OBJECTIVE: Several lines of research in the last decade have indicated the potential utility of retina as a window to the brain. Emerging evidence suggests abnormalities in retinal vascular caliber in schizophrenia. However, the relationship between retinal vascular measures and brain structure has not been examined in schizophrenia to date. Hence, we examined the relationship between retinal vasculature measured using fundus photography and brain structure measured using magnetic resonance imaging. METHOD: We recruited 17 healthy volunteers and 20 patients with schizophrenia. Using a non-mydriatic camera, we captured the images for left and right eyes separately and retinal vascular calibers were calculated using a semi-automated software package. Whole-brain anatomical T1 MPRAGE images were acquired using a 3-Tesla MRI scanner. Whole-brain and regional volume and cortical thickness were calculated using the Freesurfer software package. We used FreeSurfer's QDEC interface to compute vertex-by-vertex for analysis of the volume and cortical thickness.
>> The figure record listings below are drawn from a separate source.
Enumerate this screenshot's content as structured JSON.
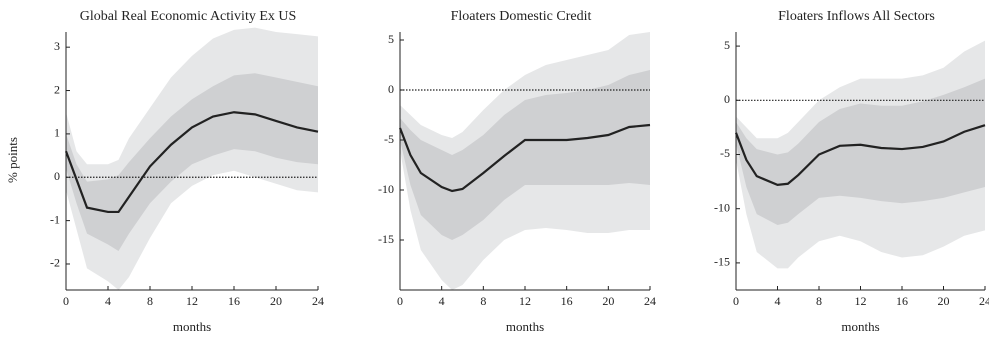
{
  "chart_data": [
    {
      "type": "line",
      "title": "Global Real Economic Activity Ex US",
      "xlabel": "months",
      "ylabel": "% points",
      "x": [
        0,
        1,
        2,
        4,
        5,
        6,
        8,
        10,
        12,
        14,
        16,
        18,
        20,
        22,
        24
      ],
      "xlim": [
        0,
        24
      ],
      "xticks": [
        0,
        4,
        8,
        12,
        16,
        20,
        24
      ],
      "ylim": [
        -2.6,
        3.35
      ],
      "yticks": [
        -2,
        -1,
        0,
        1,
        2,
        3
      ],
      "reference_line": 0,
      "bands": [
        {
          "color": "#e6e7e8",
          "lower": [
            -0.3,
            -1.2,
            -2.1,
            -2.4,
            -2.6,
            -2.3,
            -1.4,
            -0.6,
            -0.2,
            0.05,
            0.15,
            0.0,
            -0.15,
            -0.3,
            -0.35
          ],
          "upper": [
            1.5,
            0.6,
            0.3,
            0.3,
            0.4,
            0.9,
            1.6,
            2.3,
            2.8,
            3.2,
            3.4,
            3.45,
            3.35,
            3.3,
            3.25
          ]
        },
        {
          "color": "#cfd0d2",
          "lower": [
            0.2,
            -0.6,
            -1.3,
            -1.55,
            -1.7,
            -1.3,
            -0.6,
            -0.1,
            0.3,
            0.5,
            0.65,
            0.6,
            0.45,
            0.35,
            0.3
          ],
          "upper": [
            1.0,
            0.3,
            -0.1,
            -0.05,
            0.05,
            0.35,
            0.9,
            1.4,
            1.8,
            2.1,
            2.35,
            2.4,
            2.3,
            2.2,
            2.1
          ]
        }
      ],
      "series": [
        {
          "color": "#222222",
          "values": [
            0.6,
            -0.05,
            -0.7,
            -0.8,
            -0.8,
            -0.45,
            0.25,
            0.75,
            1.15,
            1.4,
            1.5,
            1.45,
            1.3,
            1.15,
            1.05
          ]
        }
      ]
    },
    {
      "type": "line",
      "title": "Floaters Domestic Credit",
      "xlabel": "months",
      "x": [
        0,
        1,
        2,
        4,
        5,
        6,
        8,
        10,
        12,
        14,
        16,
        18,
        20,
        22,
        24
      ],
      "xlim": [
        0,
        24
      ],
      "xticks": [
        0,
        4,
        8,
        12,
        16,
        20,
        24
      ],
      "ylim": [
        -20,
        5.8
      ],
      "yticks": [
        -15,
        -10,
        -5,
        0,
        5
      ],
      "reference_line": 0,
      "bands": [
        {
          "color": "#e6e7e8",
          "lower": [
            -6,
            -12,
            -16,
            -19,
            -20,
            -19.5,
            -17,
            -15,
            -14,
            -13.8,
            -14,
            -14.3,
            -14.3,
            -14,
            -14
          ],
          "upper": [
            -1.5,
            -2.5,
            -3.5,
            -4.5,
            -4.8,
            -4.2,
            -2,
            0,
            1.5,
            2.5,
            3,
            3.5,
            4,
            5.5,
            5.8
          ]
        },
        {
          "color": "#cfd0d2",
          "lower": [
            -5,
            -9.5,
            -12.5,
            -14.5,
            -15,
            -14.5,
            -13,
            -11,
            -9.5,
            -9.5,
            -9.5,
            -9.5,
            -9.5,
            -9.3,
            -9.5
          ],
          "upper": [
            -2.8,
            -4,
            -5,
            -6,
            -6.5,
            -6,
            -4.5,
            -2.5,
            -1,
            -0.5,
            -0.3,
            0,
            0.5,
            1.5,
            2
          ]
        }
      ],
      "series": [
        {
          "color": "#222222",
          "values": [
            -3.8,
            -6.5,
            -8.3,
            -9.7,
            -10.1,
            -9.9,
            -8.3,
            -6.6,
            -5.0,
            -5.0,
            -5.0,
            -4.8,
            -4.5,
            -3.7,
            -3.5
          ]
        }
      ]
    },
    {
      "type": "line",
      "title": "Floaters Inflows All Sectors",
      "xlabel": "months",
      "x": [
        0,
        1,
        2,
        4,
        5,
        6,
        8,
        10,
        12,
        14,
        16,
        18,
        20,
        22,
        24
      ],
      "xlim": [
        0,
        24
      ],
      "xticks": [
        0,
        4,
        8,
        12,
        16,
        20,
        24
      ],
      "ylim": [
        -17.5,
        6.3
      ],
      "yticks": [
        -15,
        -10,
        -5,
        0,
        5
      ],
      "reference_line": 0,
      "bands": [
        {
          "color": "#e6e7e8",
          "lower": [
            -5.5,
            -10.5,
            -14,
            -15.5,
            -15.5,
            -14.5,
            -13,
            -12.5,
            -13,
            -14,
            -14.5,
            -14.3,
            -13.5,
            -12.5,
            -12
          ],
          "upper": [
            -1.5,
            -2.5,
            -3.5,
            -3.5,
            -3,
            -2,
            0,
            1.2,
            2,
            2,
            2,
            2.3,
            3,
            4.5,
            5.5
          ]
        },
        {
          "color": "#cfd0d2",
          "lower": [
            -4,
            -8,
            -10.5,
            -11.5,
            -11.3,
            -10.5,
            -9,
            -8.8,
            -9,
            -9.3,
            -9.5,
            -9.3,
            -9,
            -8.5,
            -8
          ],
          "upper": [
            -2,
            -3.5,
            -4.5,
            -5,
            -4.8,
            -4,
            -2,
            -0.8,
            -0.3,
            -0.5,
            -0.5,
            -0.1,
            0.5,
            1.2,
            2
          ]
        }
      ],
      "series": [
        {
          "color": "#222222",
          "values": [
            -3,
            -5.5,
            -7,
            -7.8,
            -7.7,
            -6.9,
            -5,
            -4.2,
            -4.1,
            -4.4,
            -4.5,
            -4.3,
            -3.8,
            -2.9,
            -2.3
          ]
        }
      ]
    }
  ]
}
The relation between brain volume, cortical thickness, and retinal vascular caliber was examined using partial correlation and regression analysis. RESULTS: There was a significant negative correlation between average CRVE and global cortical mean thickness in schizophrenia but not in healthy. In schizophrenia patients, there was a significant negative correlation between average CRVE and cortical thickness in frontal regions - left rostral middle frontal, left superior frontal, and right caudal middle frontal gyri and posterior brain regions - left lateral occipital gyrus and left posterior cingulate cortex. DISCUSSION: The findings of the study suggest potential utility of retinal venular diameter as a proxy marker to abnormal neurodevelopment in schizophrenia.
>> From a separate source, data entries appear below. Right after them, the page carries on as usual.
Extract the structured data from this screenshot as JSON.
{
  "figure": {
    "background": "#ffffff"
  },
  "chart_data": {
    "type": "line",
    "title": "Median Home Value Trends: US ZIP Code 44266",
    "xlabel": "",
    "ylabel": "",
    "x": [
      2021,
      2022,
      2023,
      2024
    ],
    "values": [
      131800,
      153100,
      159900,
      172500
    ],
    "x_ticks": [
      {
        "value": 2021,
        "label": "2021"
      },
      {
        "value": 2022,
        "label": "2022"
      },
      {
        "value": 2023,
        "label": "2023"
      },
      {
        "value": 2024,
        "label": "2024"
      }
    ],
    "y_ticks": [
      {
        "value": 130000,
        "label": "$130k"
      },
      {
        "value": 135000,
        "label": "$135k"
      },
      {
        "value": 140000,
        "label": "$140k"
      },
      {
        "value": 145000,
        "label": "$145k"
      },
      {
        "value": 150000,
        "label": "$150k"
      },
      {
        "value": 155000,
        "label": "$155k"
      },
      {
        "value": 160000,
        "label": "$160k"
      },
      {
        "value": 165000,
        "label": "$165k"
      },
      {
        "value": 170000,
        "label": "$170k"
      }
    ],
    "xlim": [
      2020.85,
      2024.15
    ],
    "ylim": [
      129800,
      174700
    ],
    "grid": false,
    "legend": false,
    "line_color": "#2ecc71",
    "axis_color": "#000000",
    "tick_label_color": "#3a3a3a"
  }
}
Cultural differences and neural correlates of cognitive insight in schizophrenia.

Cognitive insight refers to a person's ability to examine their psychotic experiences and the inferences they draw from these experiences. Several studies suggest that cultural factors influence cognitive insight and the processes involved therein; a few studies have suggested differences between Western and Asian societies. However, there are no studies on cognitive insight and its neural correlates in non-Western populations. Hence, we examined factor structure of Beck's cognitive insight scale (BCIS) in a large sample of patients with schizophrenia (SCZ) and healthy volunteers (HV) from India and assessed the relationship between cortical thickness and cognitive insight. We recruited 240 participants (SCZ-140; HV-100). Of these, 58 participants (SCZ-33; HV-25) underwent magnetic resonance imaging. We found a three-factor structure for BCIS which is different from the original two factor structure; self-reflection (SR) of original two-factor structure was sub-divided into- SR1, introspection and SR2, openness to feedback. There was a significant difference between HV and SCZ in the new factors, SR1 and SR2 but not in the original SR factor. Difference was also seen on MRI analysis; while there was a significant positive correlation between original SR factor and thickness of right posterior cingulate cortex, SR2 was positively correlated with thickness of left ventrolateral prefrontal cortex. The difference in factor structure in Indian participants and their distinct neural correlates point to cultural differences in cognitive insight. While in western societies the constructs of introspection and openness to feedback might integrate, they might be separate entities in Asian population.